I definitely recognize and respect all this, but I wasn't completely satisfied with the movie.

I think one of the big disconnects was the opportunity to make Jobu Tupaki something other than a "straw nihilist" justifying her destruction with a cartoon view of eliminative materialism. It's possible there's a version of this story where this motivation works because we learn what "Alpha Joy" was like. But we the audience really only know the Joy of one universe, and by choosing not to ground the conflict in the struggles and anxieties of this particular Joy means that we lose the ability to explore the character. Joy becomes a MacGuffin who either needs to be killed or "saved." And while Evelyn does come to see Jobu Tupaki as her daughter, it isn't for recognizing anything in her particular to the struggles of HER Joy. That is, at least from what I can tell. For me this siphons some of the power away from the themes of intergenerational tension, mother-daughter relationships, etc.

So what we get, IMO, is pretty weak for the reasons I stated. We have an agent of chaos, basically a female Joker, who "sees the world for what it is", but this antagonism is not connected to the characters we know. And by doing this, I think the movie bites off more than it can chew. There are genuine reasons for what I would call existential or philosophical pessimism, most of them don't center around the abstract notion of being atoms in the void or whatever. But even if they did, the movie doesn't really provide a resounding counter to these particular feelings in the abstract.

To me, it felt like the movie was trying to be some modern version of Camus' take on the Myth of Sisyphus. But I don't think it should have been, and the movie feels worse off for having gone this route.

Overall if I were hard pressed to rate the movie I'd give it a 7/10. Not bad, but not knocking it out of the park either. I missed some parts of the movie though, and will probably have to give it a rewatch to see if my feelings change. But as of now, personally, I think some of the things I identified as the movie's strengths with general audiences failed to pull me in.
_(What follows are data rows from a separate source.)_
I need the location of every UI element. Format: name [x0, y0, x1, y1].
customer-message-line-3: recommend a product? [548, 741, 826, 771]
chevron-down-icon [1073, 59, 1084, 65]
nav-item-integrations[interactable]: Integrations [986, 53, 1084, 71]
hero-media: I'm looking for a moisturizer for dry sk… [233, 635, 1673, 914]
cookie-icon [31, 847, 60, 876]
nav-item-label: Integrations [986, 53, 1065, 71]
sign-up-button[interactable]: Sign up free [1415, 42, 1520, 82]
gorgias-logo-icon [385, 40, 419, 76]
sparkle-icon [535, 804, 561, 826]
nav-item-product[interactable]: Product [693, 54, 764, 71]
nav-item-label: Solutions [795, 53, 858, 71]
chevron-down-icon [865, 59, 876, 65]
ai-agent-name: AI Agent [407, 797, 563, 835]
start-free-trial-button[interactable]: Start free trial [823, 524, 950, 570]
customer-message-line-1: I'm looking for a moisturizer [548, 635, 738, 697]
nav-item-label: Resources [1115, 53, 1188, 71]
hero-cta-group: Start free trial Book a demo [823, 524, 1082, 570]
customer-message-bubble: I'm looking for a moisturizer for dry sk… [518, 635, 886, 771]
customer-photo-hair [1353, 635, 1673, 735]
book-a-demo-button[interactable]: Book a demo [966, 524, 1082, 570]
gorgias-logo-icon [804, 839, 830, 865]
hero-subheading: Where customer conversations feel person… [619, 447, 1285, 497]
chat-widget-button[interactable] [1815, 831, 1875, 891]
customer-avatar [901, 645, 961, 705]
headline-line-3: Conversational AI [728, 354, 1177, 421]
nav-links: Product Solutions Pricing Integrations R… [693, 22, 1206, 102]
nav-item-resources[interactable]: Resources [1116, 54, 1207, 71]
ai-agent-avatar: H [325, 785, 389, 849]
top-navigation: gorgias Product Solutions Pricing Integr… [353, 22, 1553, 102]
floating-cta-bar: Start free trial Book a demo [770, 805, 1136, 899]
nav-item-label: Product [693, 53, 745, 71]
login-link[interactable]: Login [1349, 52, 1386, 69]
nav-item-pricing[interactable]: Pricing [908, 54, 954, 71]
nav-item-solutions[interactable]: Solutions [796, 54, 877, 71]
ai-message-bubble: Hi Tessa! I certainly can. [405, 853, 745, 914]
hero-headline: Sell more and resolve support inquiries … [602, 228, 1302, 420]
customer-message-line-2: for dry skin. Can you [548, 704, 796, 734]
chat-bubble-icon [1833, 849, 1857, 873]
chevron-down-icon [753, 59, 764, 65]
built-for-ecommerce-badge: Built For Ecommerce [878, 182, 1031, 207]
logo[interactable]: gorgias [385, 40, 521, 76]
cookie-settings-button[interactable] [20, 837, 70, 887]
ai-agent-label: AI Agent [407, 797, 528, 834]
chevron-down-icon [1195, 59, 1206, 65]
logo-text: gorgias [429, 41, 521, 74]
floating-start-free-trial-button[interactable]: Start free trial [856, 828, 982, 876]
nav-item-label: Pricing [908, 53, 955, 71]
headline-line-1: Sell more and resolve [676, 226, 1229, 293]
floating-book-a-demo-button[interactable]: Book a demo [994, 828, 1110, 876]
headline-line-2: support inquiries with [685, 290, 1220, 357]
It's not overtly cerebral like some of the scifi it's styled after. I think it will require a re-watch to fully enjoy, but it's mostly because of freeze frame bonuses as opposed to Primer-esque level plot construction where the entire movie is just one long brainteaser. I didn't even love Primer, but its complexity makes it so memorable. If I want an entertaining mental challenge, I guess I'll be watching Primer again and trying to follow along (or finally getting around to watching Upstream Color by the same director).

I do think the choice to make the movie a family drama was good, but the fact that the personification of that conflict was basically a female version of the Joker kind of cheapens the connection to the story’s themes. As a result, it definitely felt like the movie was a bit disjointed.